Au Brésil l’urbanisation des favelas redevient une priorité Entretien avec le secrétaire d’État aux périphéries

 | Par Agência Brasil

Diplômé en Sciences sociales, Guilherme Simões a pris en janvier la direction du Secrétariat d’État des Politiques des Territoires périphériques récemment créé, l’un des cinq secrétariats d’État que comprend le ministère des Villes. La charge, créée à l’origine en 2003, lors du premier gouvernement du président Luiz Inácio Lula da Silva, avait été supprimée par l’ex-président Jair Bolsonaro.

Le Secrétariat d’État désigné pour s’occuper des zones périphériques est, par ailleurs, une nouveauté qui, selon Simões, répond aux demandes des mouvements sociaux. Une structure qui, du point de vue du secrétaire d’État, militant du Mouvement des Travailleurs Sans Toit (MTST) depuis 2005, unit la pensée urbaniste au vécu des territoires qui restent en marge des grandes villes.

Par Daniel Mello
Traduction de Pascale Vigier pour Autres Brésils
Relecture : Du Duffles

“C’est une convergence de ces formulations d’urbanistes, d’architectes, avec les intérêts des mouvements qui agissent dans les périphéries. Le président Lula prend en considération cette demande et crée ce Secrétariat d’État”, résume Guilherme Simões.

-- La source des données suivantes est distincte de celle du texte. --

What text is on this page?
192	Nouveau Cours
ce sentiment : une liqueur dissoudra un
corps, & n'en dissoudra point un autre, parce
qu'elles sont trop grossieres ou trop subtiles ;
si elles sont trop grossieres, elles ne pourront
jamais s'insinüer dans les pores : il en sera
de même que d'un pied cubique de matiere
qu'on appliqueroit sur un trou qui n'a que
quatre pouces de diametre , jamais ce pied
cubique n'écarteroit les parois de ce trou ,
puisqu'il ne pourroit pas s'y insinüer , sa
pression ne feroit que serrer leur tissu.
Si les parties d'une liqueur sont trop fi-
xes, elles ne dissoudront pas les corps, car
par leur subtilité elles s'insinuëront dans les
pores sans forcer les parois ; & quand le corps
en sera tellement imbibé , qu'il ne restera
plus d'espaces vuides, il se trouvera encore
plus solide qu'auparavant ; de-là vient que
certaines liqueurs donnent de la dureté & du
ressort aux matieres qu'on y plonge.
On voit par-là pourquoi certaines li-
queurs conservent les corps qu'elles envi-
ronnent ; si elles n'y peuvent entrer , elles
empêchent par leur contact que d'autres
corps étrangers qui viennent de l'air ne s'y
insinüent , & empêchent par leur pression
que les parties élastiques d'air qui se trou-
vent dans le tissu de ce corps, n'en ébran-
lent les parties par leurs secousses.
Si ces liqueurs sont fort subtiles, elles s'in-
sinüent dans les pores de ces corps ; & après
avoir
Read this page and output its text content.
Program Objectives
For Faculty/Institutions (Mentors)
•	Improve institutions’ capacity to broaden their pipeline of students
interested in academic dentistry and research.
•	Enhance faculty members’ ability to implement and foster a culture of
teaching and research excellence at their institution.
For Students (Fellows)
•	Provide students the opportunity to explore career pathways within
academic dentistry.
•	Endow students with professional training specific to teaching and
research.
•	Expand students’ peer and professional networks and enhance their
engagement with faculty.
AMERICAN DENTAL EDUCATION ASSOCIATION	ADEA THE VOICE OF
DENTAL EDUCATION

Les fonctions du Secrétariat d’État consisteront à traiter de l’urbanisation des favelas et de la prévention des risques, tels que les inondations et les glissements de terrain. Ces questions, Simões ambitionne de les aborder autant quand elles surviennent en urgence, que de façon stratégique, à long terme. “Ce qu’on a observé toutes ces années, c’est que les zones périphériques ont été abandonnées et sont démobilisées” insiste-t-il.

Durant les pluies d’été, les favelas dans la périphérie des grandes villes de tout le pays courent le risque de tragédies dues à des glissements de terrain. Sur l’image, le glissement du Morro da Oficina, à Petrópolis, l’an dernier – Fernando Frazão/Agência Brasil

Né dans le Grajaú, dans la zone sud de São Paulo, Simões s’est rapproché de la lutte pour l’habitat quand le MTST a occupé le quartier. “Je suis issu d’une famille très pauvre et j’ai eu beaucoup de difficulté même à survivre, pour avoir à manger à table, pour me loger. Et ceci, en plus du fait que c’est un problème réel, concret, m’a toujours beaucoup mobilisé, m’a toujours beaucoup tenu en haleine”, raconte-t-il.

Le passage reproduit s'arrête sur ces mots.